Here, on the thugs’ attack on Thomas Nagel for doubting Darwin:
The intelligentsia was so furious that it formed a lynch mob. In May 2013, the Chronicle of Higher Education ran a piece called “Where Thomas Nagel Went Wrong.” One paragraph was notable:
Whatever the validity of [Nagel’s] stance, its timing was certainly bad. The war between New Atheists and believers has become savage, with Richard Dawkins writing sentences like, “I have described atonement, the central doctrine of Christianity, as vicious, sadomasochistic, and repellent. We should also dismiss it as barking mad….” In that climate, saying anything nice at all about religion is a tactical error.
It’s the cowardice of the Chronicle’s statement that is alarming—as if the only conceivable response to a mass attack by killer hyenas were to run away. Nagel was assailed; almost everyone else ran.
Gelernter’s hit the big time now, in attracting irrational screeds:
David Gelernter, fiercely anti-intellectual computer scientist, is being eyed for Trump’s science adviser. – Washington Post, Jan. 18
From Jonah Goldberg, in response, at Townhall:
For those unfamiliar with David Gelernter, he essentially created parallel computing, which sounds like witchcraft to me, but I’m told it’s a really big deal. He was also one of the first people to see the internet coming, in his 1991 book “Mirror Worlds.” Bill Joy, the co-founder of Sun Microsystems, described Gelernter as “one of the most brilliant and visionary computer scientists of our time.” Ted Kaczynski — aka “the Unabomber” — agreed, which is why he maimed Gelernter with a letter bomb in a 1993 assassination attempt.

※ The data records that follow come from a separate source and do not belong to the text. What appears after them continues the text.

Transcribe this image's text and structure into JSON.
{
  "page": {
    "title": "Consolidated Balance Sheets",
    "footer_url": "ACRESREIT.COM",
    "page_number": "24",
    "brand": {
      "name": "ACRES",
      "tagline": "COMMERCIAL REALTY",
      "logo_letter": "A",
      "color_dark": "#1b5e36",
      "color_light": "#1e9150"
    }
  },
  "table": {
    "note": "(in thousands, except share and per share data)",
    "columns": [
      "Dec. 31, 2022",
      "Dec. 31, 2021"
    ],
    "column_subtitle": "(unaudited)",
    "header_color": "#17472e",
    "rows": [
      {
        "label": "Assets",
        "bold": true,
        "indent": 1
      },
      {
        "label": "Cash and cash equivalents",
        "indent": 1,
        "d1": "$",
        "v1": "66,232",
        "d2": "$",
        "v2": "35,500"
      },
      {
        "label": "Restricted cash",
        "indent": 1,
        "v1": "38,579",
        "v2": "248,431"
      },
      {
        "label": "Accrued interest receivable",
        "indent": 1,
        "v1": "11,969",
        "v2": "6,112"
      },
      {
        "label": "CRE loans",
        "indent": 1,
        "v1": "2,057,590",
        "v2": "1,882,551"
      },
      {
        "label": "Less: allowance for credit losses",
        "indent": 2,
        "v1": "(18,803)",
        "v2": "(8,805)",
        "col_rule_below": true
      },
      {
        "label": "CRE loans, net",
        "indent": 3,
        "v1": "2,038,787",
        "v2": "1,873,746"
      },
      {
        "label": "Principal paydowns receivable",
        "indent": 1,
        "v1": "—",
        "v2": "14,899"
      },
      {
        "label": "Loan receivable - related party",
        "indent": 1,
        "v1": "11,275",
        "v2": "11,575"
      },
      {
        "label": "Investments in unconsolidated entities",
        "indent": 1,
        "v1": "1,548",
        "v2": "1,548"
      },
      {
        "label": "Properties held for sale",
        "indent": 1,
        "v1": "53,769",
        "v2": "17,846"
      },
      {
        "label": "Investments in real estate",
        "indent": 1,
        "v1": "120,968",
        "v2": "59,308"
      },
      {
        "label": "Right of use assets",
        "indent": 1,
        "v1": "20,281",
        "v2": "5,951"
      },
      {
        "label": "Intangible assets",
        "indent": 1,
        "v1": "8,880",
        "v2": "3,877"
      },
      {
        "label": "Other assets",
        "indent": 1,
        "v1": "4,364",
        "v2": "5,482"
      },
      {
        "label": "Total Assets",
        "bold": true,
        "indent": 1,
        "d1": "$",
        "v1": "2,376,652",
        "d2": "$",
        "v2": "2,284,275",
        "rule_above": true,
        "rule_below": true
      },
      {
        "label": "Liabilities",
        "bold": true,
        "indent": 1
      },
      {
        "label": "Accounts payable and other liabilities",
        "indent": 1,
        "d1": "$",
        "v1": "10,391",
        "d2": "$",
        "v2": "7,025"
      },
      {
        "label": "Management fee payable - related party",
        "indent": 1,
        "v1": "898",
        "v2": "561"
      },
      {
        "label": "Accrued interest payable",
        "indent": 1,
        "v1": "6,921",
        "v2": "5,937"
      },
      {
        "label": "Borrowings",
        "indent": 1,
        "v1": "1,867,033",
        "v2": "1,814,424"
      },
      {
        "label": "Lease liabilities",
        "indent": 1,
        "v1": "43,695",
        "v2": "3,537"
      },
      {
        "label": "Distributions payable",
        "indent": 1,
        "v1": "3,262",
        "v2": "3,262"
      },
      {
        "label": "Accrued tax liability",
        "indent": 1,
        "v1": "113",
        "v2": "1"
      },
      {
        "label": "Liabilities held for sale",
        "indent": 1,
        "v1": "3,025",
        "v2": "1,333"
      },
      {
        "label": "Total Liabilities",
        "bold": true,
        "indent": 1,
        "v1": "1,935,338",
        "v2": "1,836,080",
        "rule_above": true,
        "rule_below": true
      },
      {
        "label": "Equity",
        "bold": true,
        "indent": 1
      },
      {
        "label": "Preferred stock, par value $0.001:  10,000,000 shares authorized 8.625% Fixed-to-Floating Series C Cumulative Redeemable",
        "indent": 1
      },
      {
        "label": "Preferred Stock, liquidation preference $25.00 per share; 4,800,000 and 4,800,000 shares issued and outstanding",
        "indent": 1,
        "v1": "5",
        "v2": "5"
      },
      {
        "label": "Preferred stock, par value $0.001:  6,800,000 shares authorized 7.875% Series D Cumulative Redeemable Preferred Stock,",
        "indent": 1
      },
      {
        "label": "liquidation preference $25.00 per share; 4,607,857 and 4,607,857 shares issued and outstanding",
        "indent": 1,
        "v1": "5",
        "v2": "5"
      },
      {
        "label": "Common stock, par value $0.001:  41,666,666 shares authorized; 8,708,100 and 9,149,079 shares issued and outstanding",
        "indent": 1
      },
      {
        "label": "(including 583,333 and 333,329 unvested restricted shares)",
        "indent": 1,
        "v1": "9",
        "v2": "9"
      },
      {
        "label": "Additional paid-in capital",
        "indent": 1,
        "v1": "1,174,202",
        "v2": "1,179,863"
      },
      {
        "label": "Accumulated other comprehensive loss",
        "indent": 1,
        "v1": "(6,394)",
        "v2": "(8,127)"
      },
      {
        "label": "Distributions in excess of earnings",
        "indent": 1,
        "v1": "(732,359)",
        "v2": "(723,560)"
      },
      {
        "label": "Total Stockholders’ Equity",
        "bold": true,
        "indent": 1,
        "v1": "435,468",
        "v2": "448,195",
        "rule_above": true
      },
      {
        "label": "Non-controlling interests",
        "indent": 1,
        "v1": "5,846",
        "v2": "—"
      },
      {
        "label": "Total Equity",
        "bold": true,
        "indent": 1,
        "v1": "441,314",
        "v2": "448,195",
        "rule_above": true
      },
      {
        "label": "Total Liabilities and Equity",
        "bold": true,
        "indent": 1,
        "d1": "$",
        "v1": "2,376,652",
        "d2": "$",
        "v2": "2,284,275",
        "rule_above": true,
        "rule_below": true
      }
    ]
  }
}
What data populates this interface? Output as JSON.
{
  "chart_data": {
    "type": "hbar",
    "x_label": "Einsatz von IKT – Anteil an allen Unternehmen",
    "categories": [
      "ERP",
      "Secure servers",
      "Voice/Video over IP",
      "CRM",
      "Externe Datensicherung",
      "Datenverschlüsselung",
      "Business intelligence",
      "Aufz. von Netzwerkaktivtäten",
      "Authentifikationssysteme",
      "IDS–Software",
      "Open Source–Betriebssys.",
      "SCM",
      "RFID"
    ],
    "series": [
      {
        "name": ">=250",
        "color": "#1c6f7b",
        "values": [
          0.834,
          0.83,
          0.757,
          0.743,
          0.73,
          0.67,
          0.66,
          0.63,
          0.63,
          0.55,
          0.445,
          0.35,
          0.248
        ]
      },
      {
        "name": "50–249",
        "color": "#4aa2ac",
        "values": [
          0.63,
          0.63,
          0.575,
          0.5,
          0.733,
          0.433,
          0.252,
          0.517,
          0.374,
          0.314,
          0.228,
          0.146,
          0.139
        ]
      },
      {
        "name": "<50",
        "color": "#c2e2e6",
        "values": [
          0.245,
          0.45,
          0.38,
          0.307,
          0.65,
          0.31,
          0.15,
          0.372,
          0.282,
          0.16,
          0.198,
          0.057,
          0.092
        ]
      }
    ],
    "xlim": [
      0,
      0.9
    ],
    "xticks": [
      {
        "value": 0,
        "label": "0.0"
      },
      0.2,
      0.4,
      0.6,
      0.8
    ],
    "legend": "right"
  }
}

Gelernter, who teaches computer science at Yale and has degrees in classical Hebrew, has written books and articles on history, culture, religion, artificial intelligence and philosophy.
What [science reporter Sarah] Kaplan really seems to be getting at is that Gelernter is one of the few major intellectuals out there today who is critical of the intellectual establishment, which acts as a class or guild.
There are scientists whom science reporters know and go to for quotes. The Union of Concerned Scientists, historically a very politicized outfit, is a rich source of such pithy scientists. More broadly, the world of scientists involved in public policy is a very small subset of the world of science, and — as with almost every other profession and industry — a certain guild mentality develops among its members. As a result, they become inclined to say, in effect, “Back off, this is our turf.” More.
We know. The trade Kaplan practices is called “pop science writing.” And it is very much part of the reason most people don’t credit science claims in traditional mainstream media anymore.